05/09/2024 mis à jour: 09:39
1967
Taha El Amiri - Photo : D. R.

Le doyen des comédiens algériens, le militant et l’ancien directeur du Théâtre national algérien, Taha El Amiri, a tiré sa révérence, mardi à Alger, à l’âge de 97 ans. Il a été enterré, hier, au cimetière de Sidi M’hamed à Alger.

Taha El Amiri était un homme généreux et humble à la fois. Il parlait toujours de son parcours artistique et révolutionnaire avec passion. A chacun des hommages qui lui ont été rendus, il se plaisait à évoquer sa riche expérience dans le théâtre avec toujours dans ses yeux de l’émerveillement à revendre. 

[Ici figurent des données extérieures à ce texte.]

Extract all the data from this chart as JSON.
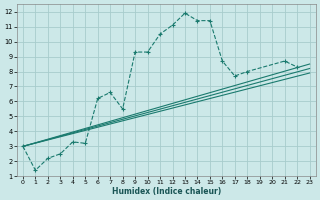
{
  "xlabel": "Humidex (Indice chaleur)",
  "bg_color": "#cce8e8",
  "grid_color": "#a8cccc",
  "line_color": "#1a7a6e",
  "xlim": [
    -0.5,
    23.5
  ],
  "ylim": [
    1,
    12.5
  ],
  "xticks": [
    0,
    1,
    2,
    3,
    4,
    5,
    6,
    7,
    8,
    9,
    10,
    11,
    12,
    13,
    14,
    15,
    16,
    17,
    18,
    19,
    20,
    21,
    22,
    23
  ],
  "yticks": [
    1,
    2,
    3,
    4,
    5,
    6,
    7,
    8,
    9,
    10,
    11,
    12
  ],
  "main_line": {
    "x": [
      0,
      1,
      2,
      3,
      4,
      5,
      6,
      7,
      8,
      9,
      10,
      11,
      12,
      13,
      14,
      15,
      16,
      17,
      18,
      21,
      22
    ],
    "y": [
      3,
      1.4,
      2.2,
      2.5,
      3.3,
      3.2,
      6.2,
      6.6,
      5.5,
      9.3,
      9.3,
      10.5,
      11.1,
      11.9,
      11.4,
      11.4,
      8.7,
      7.7,
      8.0,
      8.7,
      8.3
    ]
  },
  "parallel_lines": [
    {
      "x": [
        0,
        23
      ],
      "y": [
        3.0,
        7.9
      ]
    },
    {
      "x": [
        0,
        23
      ],
      "y": [
        3.0,
        8.2
      ]
    },
    {
      "x": [
        0,
        23
      ],
      "y": [
        3.0,
        8.5
      ]
    }
  ]
}
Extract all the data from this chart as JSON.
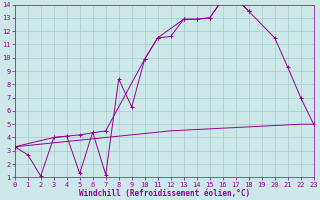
{
  "xlabel": "Windchill (Refroidissement éolien,°C)",
  "bg_color": "#cce8e8",
  "grid_color": "#aacccc",
  "line_color": "#990099",
  "xmin": 0,
  "xmax": 23,
  "ymin": 1,
  "ymax": 14,
  "yticks": [
    1,
    2,
    3,
    4,
    5,
    6,
    7,
    8,
    9,
    10,
    11,
    12,
    13,
    14
  ],
  "xticks": [
    0,
    1,
    2,
    3,
    4,
    5,
    6,
    7,
    8,
    9,
    10,
    11,
    12,
    13,
    14,
    15,
    16,
    17,
    18,
    19,
    20,
    21,
    22,
    23
  ],
  "line1_x": [
    0,
    1,
    2,
    3,
    4,
    5,
    6,
    7,
    8,
    9,
    10,
    11,
    12,
    13,
    14,
    15,
    16,
    17,
    18
  ],
  "line1_y": [
    3.3,
    2.7,
    1.1,
    4.0,
    4.1,
    1.3,
    4.4,
    1.2,
    8.4,
    6.3,
    9.9,
    11.5,
    11.6,
    12.9,
    12.9,
    13.0,
    14.4,
    14.5,
    13.5
  ],
  "line2_x": [
    0,
    2,
    4,
    6,
    7,
    8,
    9,
    10,
    11,
    12,
    13,
    14,
    15,
    16,
    17,
    18,
    19,
    20,
    21,
    22,
    23
  ],
  "line2_y": [
    3.3,
    3.5,
    3.7,
    3.9,
    4.0,
    4.1,
    4.2,
    4.3,
    4.4,
    4.5,
    4.55,
    4.6,
    4.65,
    4.7,
    4.75,
    4.8,
    4.85,
    4.9,
    4.95,
    5.0,
    5.0
  ],
  "line3_x": [
    0,
    3,
    5,
    7,
    10,
    11,
    13,
    14,
    15,
    16,
    17,
    18,
    20,
    21,
    22,
    23
  ],
  "line3_y": [
    3.3,
    4.0,
    4.2,
    4.5,
    9.9,
    11.5,
    12.9,
    12.9,
    13.0,
    14.4,
    14.5,
    13.5,
    11.5,
    9.3,
    7.0,
    5.0
  ]
}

Taha El Amiri, de son vrai nom Abderrahmane Bestandji, est né le 20 août 1927 à La Casbah d’Alger. Il regagne très jeune les Scouts musulmans algériens où il s’initie au théâtre et au militantisme. Le défunt a toujours confié que sa passion au théâtre est née des spectacles qui le ravissaient lorsque, encore enfant, à l’âge de dix ans, son père l’emmenait voir l’illustre Rachid Ksentini sur scène entre 1935 et 1937.

Il aiguise son don, par la suite, au sein du Parti du peuple algérien (PPA) et du Mouvement pour le triomphe des libertés démocratiques (MTLD), avant d’intégrer, en 1947, la troupe théâtrale de Mahieddine Bachtarzi. En effet, il apprend la dramaturgie, sous l’égide de Mahiedine Bechtarzi, le père fondateur du théâtre algérien, aux côtés de ses comparses, Habib Redha, le martyr Majid Redha, l’actrice Kelthoum, et le comédien Hassane El Hassani.

Lors d’un hommage, qui lui a été rendu dans le cadre du Festival national du théâtre professionnel d’Alger (FNTP) en 2022, Taha El Amiri avait déclaré : «Mahieddine Bachtarzi était notre père spirituel. Sans lui, il n’y aurait pas eu de troupes artistiques algériennes. Il nous payait à partir des entrées des spectacles. Il avait une petite subvention. Il payait tous les comédiens qui travaillaient avec lui, ne laissait personne de côté. J’étais avec Allal El Mohib, Abdelhalim Raïs et Mustapha Kazdarli.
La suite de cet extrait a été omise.